Essa versão trata-se de uma cópia íntegra, em copta (transcrição adaptativa do egípcio falado para letras do alfabeto grego e outros símbolos), daquilo que viria a ficar conhecido como o Evangelho de Tomé. Após sua descoberta, esse manuscrito demoraria ainda décadas para ser conhecido e publicado.
Antes dela, 3 fragmentos da versão grega desse manuscrito já haviam sido encontradas na cidade de Oxirrinco (Oxyrhynchus), também no Egito, que dá nome a seus papiros, embora só após a descoberta do texto integral puderam ser integradas entre si e a ele:
- Oxyrhynchus 1: ditos 26 ao 30; 77; e 31 ao 33. Ambas as sequências estão na mesma ordem que no manuscrito de NH.
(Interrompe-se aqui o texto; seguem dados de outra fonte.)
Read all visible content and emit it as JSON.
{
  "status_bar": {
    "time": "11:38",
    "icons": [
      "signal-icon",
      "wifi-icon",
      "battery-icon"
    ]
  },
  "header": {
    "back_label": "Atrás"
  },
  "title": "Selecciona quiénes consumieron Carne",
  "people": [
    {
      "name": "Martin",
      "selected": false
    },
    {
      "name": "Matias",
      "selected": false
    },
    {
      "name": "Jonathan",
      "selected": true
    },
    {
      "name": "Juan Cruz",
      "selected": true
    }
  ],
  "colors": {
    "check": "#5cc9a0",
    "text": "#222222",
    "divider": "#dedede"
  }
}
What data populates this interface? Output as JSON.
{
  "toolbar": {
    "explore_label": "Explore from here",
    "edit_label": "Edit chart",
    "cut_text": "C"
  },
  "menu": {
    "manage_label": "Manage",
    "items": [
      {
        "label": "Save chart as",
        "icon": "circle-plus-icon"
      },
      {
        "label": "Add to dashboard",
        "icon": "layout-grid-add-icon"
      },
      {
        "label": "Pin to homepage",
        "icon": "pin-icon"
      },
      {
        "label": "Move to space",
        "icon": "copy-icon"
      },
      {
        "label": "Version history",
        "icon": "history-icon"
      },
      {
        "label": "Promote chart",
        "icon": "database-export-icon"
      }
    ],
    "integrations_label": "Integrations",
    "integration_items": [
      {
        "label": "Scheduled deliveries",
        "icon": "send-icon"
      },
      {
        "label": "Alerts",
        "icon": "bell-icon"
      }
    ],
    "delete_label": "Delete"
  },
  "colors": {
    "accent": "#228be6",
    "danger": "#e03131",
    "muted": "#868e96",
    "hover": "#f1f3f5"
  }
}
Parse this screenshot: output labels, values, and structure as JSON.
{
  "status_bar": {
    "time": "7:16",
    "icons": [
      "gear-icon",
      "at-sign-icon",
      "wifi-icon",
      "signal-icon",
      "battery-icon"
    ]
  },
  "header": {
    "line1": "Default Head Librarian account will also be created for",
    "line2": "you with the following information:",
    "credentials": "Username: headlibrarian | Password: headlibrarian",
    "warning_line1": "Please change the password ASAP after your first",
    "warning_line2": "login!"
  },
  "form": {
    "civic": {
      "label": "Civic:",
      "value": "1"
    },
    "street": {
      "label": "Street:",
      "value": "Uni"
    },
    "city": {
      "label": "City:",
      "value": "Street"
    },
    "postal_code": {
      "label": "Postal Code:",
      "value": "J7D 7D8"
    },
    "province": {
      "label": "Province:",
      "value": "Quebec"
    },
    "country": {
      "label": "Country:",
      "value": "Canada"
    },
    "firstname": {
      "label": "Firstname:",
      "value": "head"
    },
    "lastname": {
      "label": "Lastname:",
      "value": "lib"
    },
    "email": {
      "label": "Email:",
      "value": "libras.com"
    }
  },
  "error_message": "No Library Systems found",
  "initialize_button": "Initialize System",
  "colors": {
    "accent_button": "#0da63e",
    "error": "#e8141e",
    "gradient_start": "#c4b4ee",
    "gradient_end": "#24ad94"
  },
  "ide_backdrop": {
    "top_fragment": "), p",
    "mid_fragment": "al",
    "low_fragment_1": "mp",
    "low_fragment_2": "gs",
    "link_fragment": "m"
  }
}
- Oxyrhynchus 654: ditos 1 ao 7.
- Oxyrhynchus 655: ditos 36 ao 39.
A comparação das versões em grego e copta mostra que este manuscrito passou por alterações durante seu processo de transmissão.
Fragmento
- Oxyrhynchus 5575 é um pequeno e danificado fragmento de papiro do séc. II, publicado em 2023, com trechos de Tomé e Lucas e ou Mateus.
Data de composição
A datação do Evangelho de Tomé é discutida. Vamos começar puxando o conteúdo introdutório dessa seção da Wikipedia Internacional:
Richard Valantasis (The Gospel of Thomas, 1997, p. 12) escreve:
Atribuir uma data ao Evangelho de Tomé é muito complexo porque é difícil saber exatamente a que data está sendo atribuída. Os estudiosos propuseram uma data tão antiga quanto 60 EC ou tão tardia quanto 140 EC, dependendo se o Evangelho de Tomé é identificado com o núcleo original de ditos, ou com o texto publicado pelo autor, ou com os textos gregos ou coptas, ou com paralelos em outra literatura.
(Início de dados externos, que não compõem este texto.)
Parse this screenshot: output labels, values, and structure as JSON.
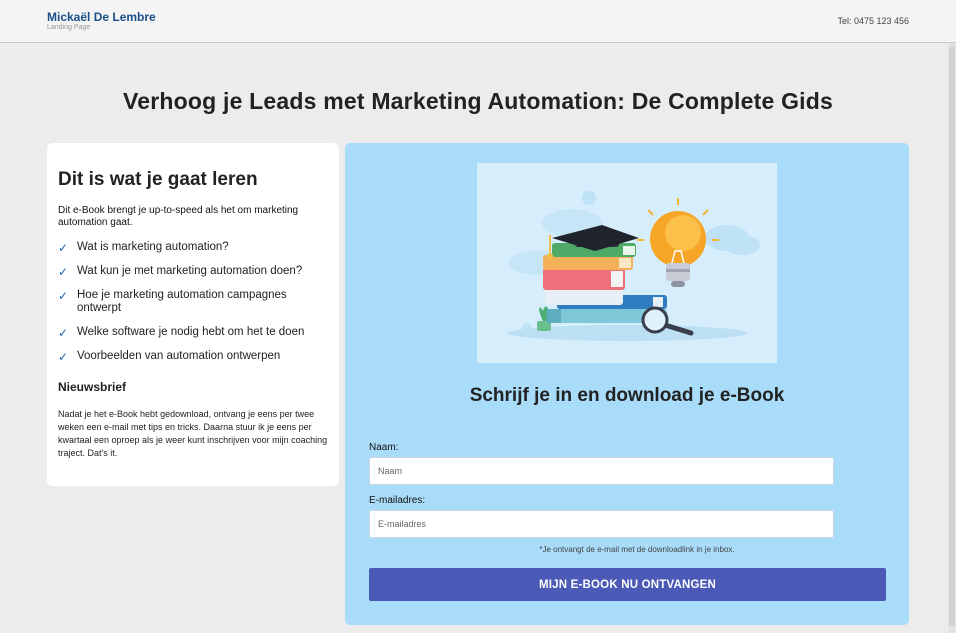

Valantasis e outros estudiosos argumentam que é difícil datar Tomé porque, como uma coleção de logia [ditos] sem uma estrutura narrativa, os ditos individuais poderiam ter sido acrescentados a ele gradualmente ao longo do tempo. Valantasis data Tomé de 100 a 110 EC, sendo que parte do material certamente vem do primeiro estrato, que é datado de 30 a 60 EC. J. R. Porter data o Evangelho de Tomé em 250 d.C.
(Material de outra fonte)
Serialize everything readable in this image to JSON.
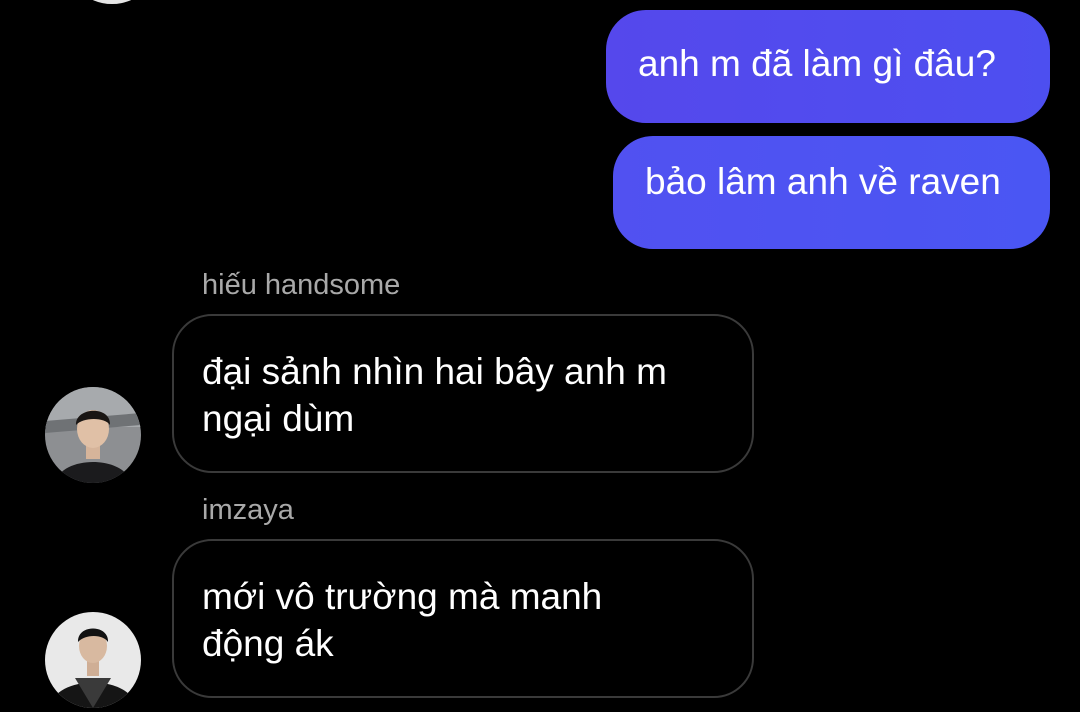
{
  "chat": {
    "outgoing": [
      {
        "text": "anh m đã làm gì đâu?"
      },
      {
        "text": "bảo lâm anh về raven"
      }
    ],
    "incoming": [
      {
        "sender": "hiếu handsome",
        "lines": [
          "đại sảnh nhìn hai bây anh m",
          "ngại dùm"
        ]
      },
      {
        "sender": "imzaya",
        "lines": [
          "mới vô trường mà manh",
          "động ák"
        ]
      }
    ]
  },
  "colors": {
    "background": "#000000",
    "outgoing_bubble": "#4d4ff0",
    "incoming_bubble_border": "#3a3a3a",
    "sender_name": "#a9a9a9",
    "text": "#ffffff"
  }
}
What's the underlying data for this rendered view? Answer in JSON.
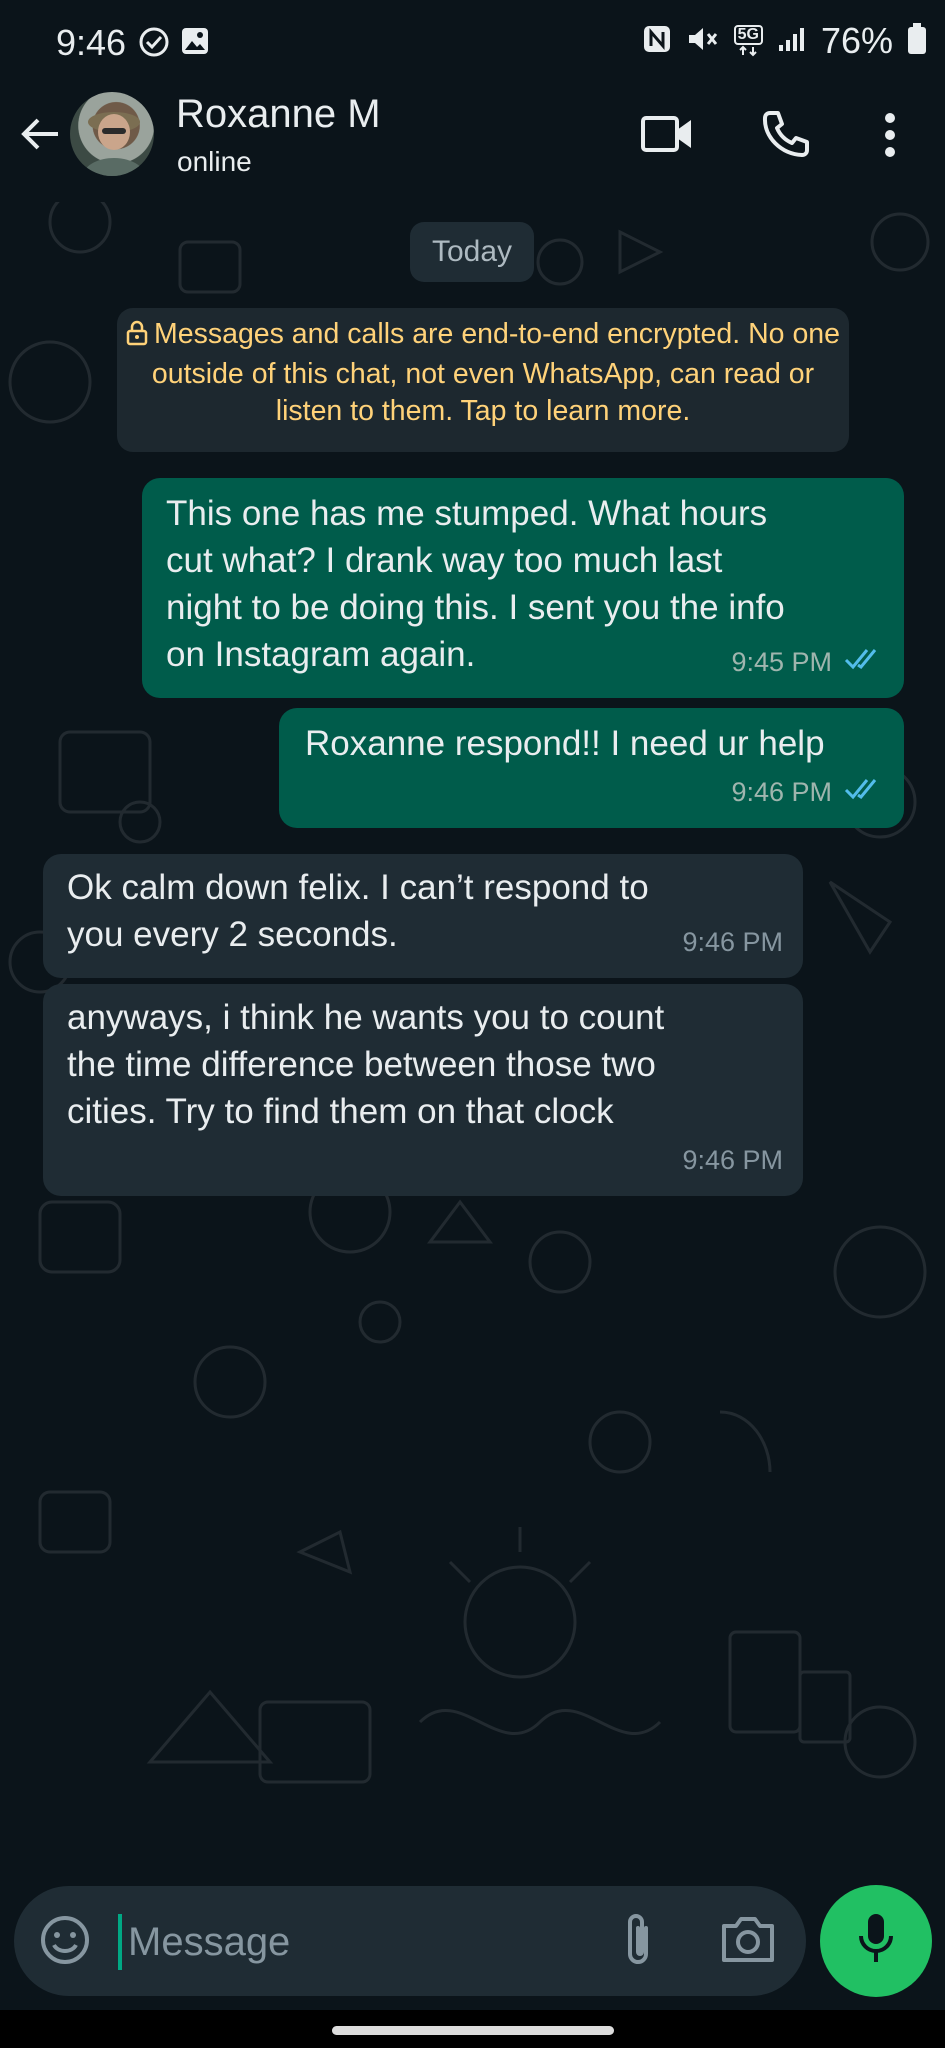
{
  "status_bar": {
    "time": "9:46",
    "battery_percent": "76%",
    "network": "5G",
    "icons": [
      "check-circle-icon",
      "gallery-icon",
      "nfc-icon",
      "mute-icon",
      "signal-icon",
      "battery-icon"
    ]
  },
  "header": {
    "contact_name": "Roxanne M",
    "status": "online",
    "icons": [
      "back-arrow-icon",
      "video-call-icon",
      "voice-call-icon",
      "more-options-icon"
    ]
  },
  "chat": {
    "date_label": "Today",
    "encryption_notice": "Messages and calls are end-to-end encrypted. No one outside of this chat, not even WhatsApp, can read or listen to them. Tap to learn more.",
    "messages": [
      {
        "direction": "outgoing",
        "text": "This one has me stumped. What hours\ncut what? I drank way too much last\nnight to be doing this. I sent you the info\non Instagram again.",
        "time": "9:45 PM",
        "status": "read"
      },
      {
        "direction": "outgoing",
        "text": "Roxanne respond!! I need ur help",
        "time": "9:46 PM",
        "status": "read"
      },
      {
        "direction": "incoming",
        "text": "Ok calm down felix. I can’t respond to\nyou every 2 seconds.",
        "time": "9:46 PM"
      },
      {
        "direction": "incoming",
        "text": "anyways, i think he wants you to count\nthe time difference between those two\ncities. Try to find them on that clock",
        "time": "9:46 PM"
      }
    ]
  },
  "composer": {
    "placeholder": "Message",
    "value": ""
  },
  "colors": {
    "background": "#0b141a",
    "outgoing_bubble": "#005c4b",
    "incoming_bubble": "#1f2c34",
    "accent_green": "#21c063",
    "read_tick": "#53bdeb",
    "encryption_text": "#ffd279"
  }
}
Os estudiosos geralmente se dividem em dois campos principais: um “campo inicial” que favorece uma data para o núcleo “antes do final do primeiro século”, anterior ou aproximadamente contemporâneo à composição dos evangelhos canônicos; e um “campo tardio” mais comum que favorece uma data no segundo século, após a composição dos evangelhos canônicos.
Wikipedia(EN) » Gospel of Thomas » Data de composição
O primeiro ponto é abandonar a ideia romântica de que um certo dia o discípulo Tomé (ou qualquer outra pessoa) pegou uma pena e escreveu ou ditou este documento tal como o conhecemos hoje. De que este sim é o registro fidedigno das palavras de Jesus.
Como Valantasis destacou, um evangelho de ditos “soltos” como Tomé pode ser facilmente manipulado com a adição posterior de sentenças, sendo difícil diferenciá-las do texto original. Crossan e outros autores consideram sua composição em estratos.
Nesta visão, podem haver argumentos válidos nos dois pontos da discussão – “inicial” e “tardio” –, como a abordagem de temas de Tomé no ev. de João, e mesmo do personagem em Jo 20.26-29 (campo inicial), e o uso de Lucas em determinados ditos (como o 31) em Tomé (campo tardio).
Autoria
Dito isto, a autoria do livro é muito mais plausivelmente atribuída a uma tradição ligada de alguma forma (factual ou mítica) ao discípulo Tomé do que a ele propriamente dito, de maneira análoga ao que ocorre nos evangelhos de Mateus e João (para nos determos nos escritos atribuídos a discípulos diretos de Jesus).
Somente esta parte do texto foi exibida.